In this debut novel, three estranged sisters must reconnect to receive their inheritance and uncover familial secrets.
Annie LeBlanc, the protagonist of Larivee’s story, is living a happily married existence in Berlin despite the encroaching catastrophe of climate change and a rush of pandemics. On an otherwise normal morning, she spots a ghost across the train platform. At first, she doesn’t recognize the apparition. But when she gets home, she looks inside an odd box that she recently received full of old photographs from her hometown in Maine, and realizes it was her grandmother. Annie soon finds out that her two sisters, Jeanne and Mary, received similar mysterious boxes, and that all three are being called back home to Maine. Their father—a reclusive, harsh, and successful novelist—has died, and they’re required to be present at the reading of his will. After an emotionally charged reunion, the sisters arrive in Maine to discover that their father was fabulously wealthy, and has left them his entire estate, so long as they agree to spend at least one month together in their childhood home. This would be strange enough, but it turns out that Mary is also seeing ghosts and Jeanne has been observing them since childhood. As the sisters come to grips with their newfound affluence, they discover that their parents’ ugly marriage was more complicated than it seemed, and that their father may have been their protector all along. While a surprise to the three women, these secrets are well known to a small sect of locals (including another celebrated author) who have their own motives regarding the sisters. Larivee’s novel is not short on pathos. Fortunately, she has skillfully drawn the relationships between the three women, each of whom readers will happily follow.

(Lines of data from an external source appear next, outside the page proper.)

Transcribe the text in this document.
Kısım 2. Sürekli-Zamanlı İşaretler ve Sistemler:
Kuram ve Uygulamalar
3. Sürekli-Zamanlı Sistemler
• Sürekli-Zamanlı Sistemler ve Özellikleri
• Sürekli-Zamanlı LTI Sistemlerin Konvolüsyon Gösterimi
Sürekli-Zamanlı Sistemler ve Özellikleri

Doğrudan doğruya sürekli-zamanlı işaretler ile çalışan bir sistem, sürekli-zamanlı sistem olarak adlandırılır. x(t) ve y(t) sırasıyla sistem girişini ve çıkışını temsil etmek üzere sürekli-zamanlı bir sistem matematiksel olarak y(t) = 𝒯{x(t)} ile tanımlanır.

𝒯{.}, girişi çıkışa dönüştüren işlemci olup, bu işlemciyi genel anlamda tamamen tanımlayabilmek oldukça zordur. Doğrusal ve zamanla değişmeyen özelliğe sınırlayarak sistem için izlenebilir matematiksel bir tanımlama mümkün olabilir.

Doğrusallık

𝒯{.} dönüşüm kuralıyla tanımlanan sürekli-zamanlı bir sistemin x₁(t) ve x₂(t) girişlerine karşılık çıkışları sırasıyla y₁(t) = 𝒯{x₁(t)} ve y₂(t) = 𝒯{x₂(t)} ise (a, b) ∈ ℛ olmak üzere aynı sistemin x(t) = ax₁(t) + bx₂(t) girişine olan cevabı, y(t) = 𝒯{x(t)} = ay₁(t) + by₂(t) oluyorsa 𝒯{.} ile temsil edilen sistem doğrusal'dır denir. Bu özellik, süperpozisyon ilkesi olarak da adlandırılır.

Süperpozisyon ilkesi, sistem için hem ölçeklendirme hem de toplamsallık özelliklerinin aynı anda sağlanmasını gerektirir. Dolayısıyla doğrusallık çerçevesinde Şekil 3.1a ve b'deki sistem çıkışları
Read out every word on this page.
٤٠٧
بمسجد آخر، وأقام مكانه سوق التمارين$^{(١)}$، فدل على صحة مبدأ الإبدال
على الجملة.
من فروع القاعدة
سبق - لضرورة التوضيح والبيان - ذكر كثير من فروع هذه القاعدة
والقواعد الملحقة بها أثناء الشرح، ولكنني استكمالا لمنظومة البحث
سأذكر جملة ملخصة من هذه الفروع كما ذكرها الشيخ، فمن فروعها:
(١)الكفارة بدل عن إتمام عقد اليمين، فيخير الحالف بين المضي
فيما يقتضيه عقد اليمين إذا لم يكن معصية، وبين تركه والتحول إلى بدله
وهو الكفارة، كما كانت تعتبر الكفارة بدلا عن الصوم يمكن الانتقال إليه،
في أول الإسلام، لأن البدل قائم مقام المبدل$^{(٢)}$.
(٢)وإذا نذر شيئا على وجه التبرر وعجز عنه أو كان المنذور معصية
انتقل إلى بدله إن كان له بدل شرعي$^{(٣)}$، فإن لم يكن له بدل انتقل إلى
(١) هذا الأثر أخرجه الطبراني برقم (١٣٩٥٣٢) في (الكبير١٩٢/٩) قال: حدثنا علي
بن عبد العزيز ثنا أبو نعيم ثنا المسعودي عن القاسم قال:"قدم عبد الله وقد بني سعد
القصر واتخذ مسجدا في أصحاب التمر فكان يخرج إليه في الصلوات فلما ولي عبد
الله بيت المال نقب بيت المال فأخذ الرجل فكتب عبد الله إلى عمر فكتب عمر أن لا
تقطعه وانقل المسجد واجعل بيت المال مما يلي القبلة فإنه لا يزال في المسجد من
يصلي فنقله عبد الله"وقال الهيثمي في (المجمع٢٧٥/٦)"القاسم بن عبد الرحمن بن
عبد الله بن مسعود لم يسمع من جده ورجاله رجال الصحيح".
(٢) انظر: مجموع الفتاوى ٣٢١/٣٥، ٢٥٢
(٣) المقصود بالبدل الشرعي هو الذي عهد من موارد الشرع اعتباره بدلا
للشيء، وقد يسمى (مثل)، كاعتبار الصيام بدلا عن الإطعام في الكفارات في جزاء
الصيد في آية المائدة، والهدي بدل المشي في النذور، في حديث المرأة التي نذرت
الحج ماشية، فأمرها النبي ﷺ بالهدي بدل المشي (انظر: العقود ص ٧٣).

Many of her details are rich with the authenticity of lived experience, such as the author’s rendering of Berlin in an era before cellphones, “where a counter on the phone let you know how much you were spending, click, click, click. The longer the distance, the faster the clicks.” Readers looking for groundbreaking prose may not find it here, but those in search of a deeply felt, highly plotted family narrative will be delighted.
A vivid, engrossing portrait of a family amid the turmoil of death and revelations.